Pemetaan tersebut dilakukan sebagai implementasi Undang-Undang Nomor 4 Tahun 2011 tentang Informasi Geospasial dan Undang Nomor 6 Tahun 2014 tentang Desa. Berdasarkan Undang-Undang Nomor 6 Tahun 2014, didefinisikan bahwa Desa adalah kesatuan masyarakat hukum yang memiliki batas wilayah yang berwenang untuk mengatur dan mengurus urusan pemerintahan, kepentingan masyarakat setempat berdasarkan prakarsa masyarakat, hak asal usul, dan/atau hak tradisional yang diakui dan dihormati dalam sistem pemerintahan Negara Kesatuan Republik Indonesia. Batas wilayah Desa yang dinyatakan dalam bentuk Peta Desa ditetapkan dengan peraturan Bupati/Walikota. Undang-Undang tersebut pada Pasal 17, mengamanatkan bahwa Peraturan Daerah Kabupaten/Kota tentang pembentukan, penghapusan, penggabungan, dan perubahan status Desa menjadi kelurahan atau kelurahan menjadi Desa diundangkan setelah mendapat nomor registrasi dari Gubernur dan kode Desa dari Menteri disertai Lampiran Peta Batas Wilayah Desa.
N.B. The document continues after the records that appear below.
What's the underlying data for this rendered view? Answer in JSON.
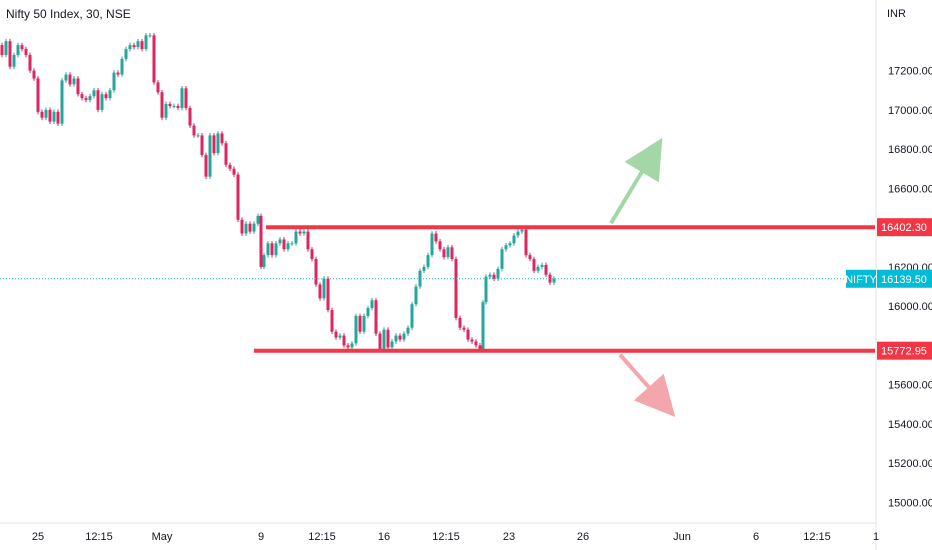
{
  "chart_data": {
    "type": "candlestick",
    "title": "Nifty 50 Index, 30, NSE",
    "currency": "INR",
    "ylim": [
      14900,
      17560
    ],
    "y_ticks": [
      "17200.00",
      "17000.00",
      "16800.00",
      "16600.00",
      "16400.00",
      "16200.00",
      "16000.00",
      "15800.00",
      "15600.00",
      "15400.00",
      "15200.00",
      "15000.00"
    ],
    "x_ticks": [
      "25",
      "12:15",
      "May",
      "9",
      "12:15",
      "16",
      "12:15",
      "23",
      "26",
      "Jun",
      "6",
      "12:15",
      "1"
    ],
    "colors": {
      "up": "#26a69a",
      "down": "#e0245e",
      "resistance": "#f23645",
      "support": "#f23645",
      "current": "#00bcd4",
      "up_arrow": "#a5d6a7",
      "down_arrow": "#f4a6ad"
    },
    "resistance": {
      "value": 16402.3,
      "label": "16402.30"
    },
    "support": {
      "value": 15772.95,
      "label": "15772.95"
    },
    "current": {
      "symbol": "NIFTY",
      "value": 16139.5,
      "label": "16139.50"
    },
    "price_path": [
      [
        0,
        17330
      ],
      [
        4,
        17280
      ],
      [
        8,
        17350
      ],
      [
        12,
        17220
      ],
      [
        16,
        17280
      ],
      [
        20,
        17330
      ],
      [
        24,
        17310
      ],
      [
        28,
        17280
      ],
      [
        32,
        17200
      ],
      [
        36,
        17160
      ],
      [
        40,
        16990
      ],
      [
        44,
        16960
      ],
      [
        48,
        17000
      ],
      [
        52,
        16940
      ],
      [
        56,
        16990
      ],
      [
        60,
        16930
      ],
      [
        64,
        17150
      ],
      [
        68,
        17180
      ],
      [
        72,
        17130
      ],
      [
        76,
        17160
      ],
      [
        80,
        17080
      ],
      [
        84,
        17060
      ],
      [
        88,
        17050
      ],
      [
        92,
        17070
      ],
      [
        96,
        17100
      ],
      [
        100,
        17000
      ],
      [
        104,
        17080
      ],
      [
        108,
        17060
      ],
      [
        112,
        17100
      ],
      [
        116,
        17190
      ],
      [
        120,
        17180
      ],
      [
        124,
        17260
      ],
      [
        128,
        17310
      ],
      [
        132,
        17330
      ],
      [
        136,
        17320
      ],
      [
        140,
        17350
      ],
      [
        144,
        17310
      ],
      [
        148,
        17380
      ],
      [
        152,
        17380
      ],
      [
        156,
        17140
      ],
      [
        160,
        17090
      ],
      [
        164,
        16960
      ],
      [
        168,
        17030
      ],
      [
        172,
        17020
      ],
      [
        176,
        17020
      ],
      [
        180,
        17010
      ],
      [
        184,
        17110
      ],
      [
        188,
        17010
      ],
      [
        192,
        16920
      ],
      [
        196,
        16870
      ],
      [
        200,
        16870
      ],
      [
        204,
        16770
      ],
      [
        208,
        16660
      ],
      [
        212,
        16870
      ],
      [
        216,
        16780
      ],
      [
        220,
        16880
      ],
      [
        224,
        16830
      ],
      [
        228,
        16720
      ],
      [
        232,
        16700
      ],
      [
        236,
        16670
      ],
      [
        240,
        16440
      ],
      [
        244,
        16370
      ],
      [
        248,
        16420
      ],
      [
        252,
        16380
      ],
      [
        256,
        16420
      ],
      [
        260,
        16460
      ],
      [
        262,
        16200
      ],
      [
        266,
        16260
      ],
      [
        270,
        16320
      ],
      [
        274,
        16260
      ],
      [
        278,
        16320
      ],
      [
        282,
        16340
      ],
      [
        286,
        16290
      ],
      [
        290,
        16320
      ],
      [
        294,
        16320
      ],
      [
        298,
        16380
      ],
      [
        302,
        16370
      ],
      [
        306,
        16380
      ],
      [
        310,
        16290
      ],
      [
        314,
        16240
      ],
      [
        318,
        16110
      ],
      [
        322,
        16040
      ],
      [
        326,
        16140
      ],
      [
        330,
        15980
      ],
      [
        334,
        15870
      ],
      [
        338,
        15840
      ],
      [
        342,
        15850
      ],
      [
        346,
        15800
      ],
      [
        350,
        15790
      ],
      [
        354,
        15810
      ],
      [
        358,
        15950
      ],
      [
        362,
        15870
      ],
      [
        366,
        15950
      ],
      [
        370,
        15990
      ],
      [
        374,
        16030
      ],
      [
        378,
        15860
      ],
      [
        382,
        15780
      ],
      [
        386,
        15880
      ],
      [
        390,
        15790
      ],
      [
        394,
        15820
      ],
      [
        398,
        15850
      ],
      [
        402,
        15830
      ],
      [
        406,
        15860
      ],
      [
        410,
        15890
      ],
      [
        414,
        16010
      ],
      [
        418,
        16100
      ],
      [
        422,
        16180
      ],
      [
        426,
        16200
      ],
      [
        430,
        16260
      ],
      [
        434,
        16370
      ],
      [
        438,
        16330
      ],
      [
        442,
        16290
      ],
      [
        446,
        16250
      ],
      [
        450,
        16300
      ],
      [
        454,
        16240
      ],
      [
        458,
        15940
      ],
      [
        462,
        15890
      ],
      [
        466,
        15880
      ],
      [
        470,
        15830
      ],
      [
        474,
        15820
      ],
      [
        478,
        15800
      ],
      [
        482,
        15780
      ],
      [
        484,
        16020
      ],
      [
        488,
        16150
      ],
      [
        492,
        16160
      ],
      [
        496,
        16140
      ],
      [
        500,
        16190
      ],
      [
        504,
        16290
      ],
      [
        508,
        16310
      ],
      [
        512,
        16320
      ],
      [
        516,
        16360
      ],
      [
        520,
        16380
      ],
      [
        524,
        16390
      ],
      [
        528,
        16260
      ],
      [
        532,
        16240
      ],
      [
        536,
        16180
      ],
      [
        540,
        16200
      ],
      [
        544,
        16210
      ],
      [
        548,
        16160
      ],
      [
        552,
        16120
      ],
      [
        556,
        16139.5
      ]
    ]
  }
}
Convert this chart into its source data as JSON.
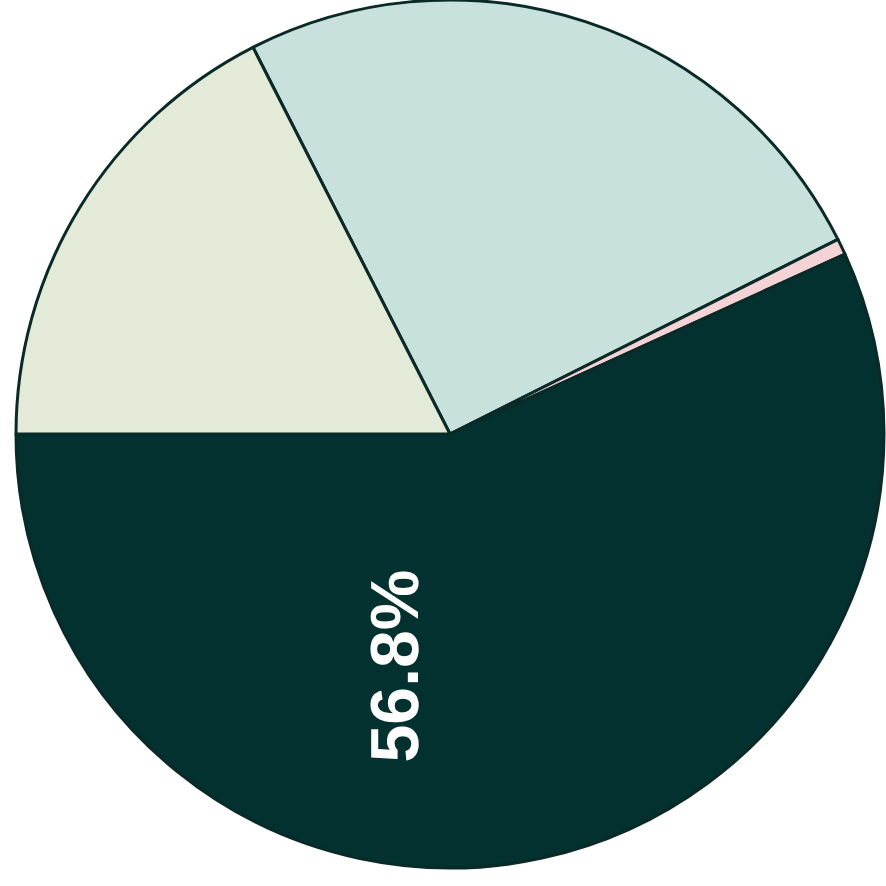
{
  "chart_data": {
    "type": "pie",
    "categories": [
      null,
      null,
      null,
      null
    ],
    "values": [
      25.1,
      0.6,
      56.8,
      17.5
    ],
    "colors": [
      "#c9e1dd",
      "#f3d3d6",
      "#02312f",
      "#e3ebd8"
    ],
    "value_labels": [
      null,
      null,
      "56.8%",
      null
    ]
  }
}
Terkait dengan itu Badan Informasi Geospasial melalui Pusat Pemetaan Batas Wilayah pada Selasa, 14 Oktober 2014 di Lembang Bandung menyelenggarakan Sosialisasi dan Ajudikasi Batas Wilayah Administrasi Kecamatan dan Desa/Kelurahan di Bandung Barat. Tujuan kegiatan ini adalah percepatan pembangunan garis segmen batas desa yang definitif seluruh Indonesia khususnya Kabupaten Bandung Barat, tersusunnya jadwal ajudikasi penarikan garis batas desa secara kartometrik di kecamatan seluruh Kab. Bandung Barat serta tersusunnya berita acara segmen batas antar desa dan antar kecamatan di Bandung Barat.
Kegiatan yang bertajuk “My Village, BIG Verified” (Desaku Telah Diverifikasi BIG), dihadiri lebih dari 230 peserta yang terdiri dari para Camat, Kepala Desa dan SKPD serta Perwakilan dari Desa/Kelurahan dan Kecamatan se-Kabupaten Bandung Barat dibuka resmi Setda Kabupaten Bandung Barat, Maman S. Sunjaya. Pada sambutan pembukaannya, Maman mengatakan bahwa Pemerintah Kabupaten Bandung Barat sangat berterima kasih pada BIG atas diselenggarakannya kegiatan Sosialisasi dan Ajudikasi Batas Adminitrasi Kecamatan, Desa/Kelurahan di Kabupaten Bandung Barat. Kegiatan ini sangat penting untuk percepatan pembangunan desa/kelurahan se-Kabupaten Bandung Barat, tambahnya.
Pada sambutannya Plh. Kepala Pusat Pemetaan Batas Wilayah, Khafid mengatakan bahwa batas wilayah memegang peranan penting dalam pemerintahan, disamping isu penting lainnya yaitu tata ruang. Dalam hal ini BIG berinisiatif untuk membuat prototipe batas desa dan kecamatan. BIG memilih Kabupaten Bandung Barat sebagai prototipe karena dari sisi data sangat lengkap dan Pemkab. Bandung Barat sangat mendukung dengan kegiatan tersebut.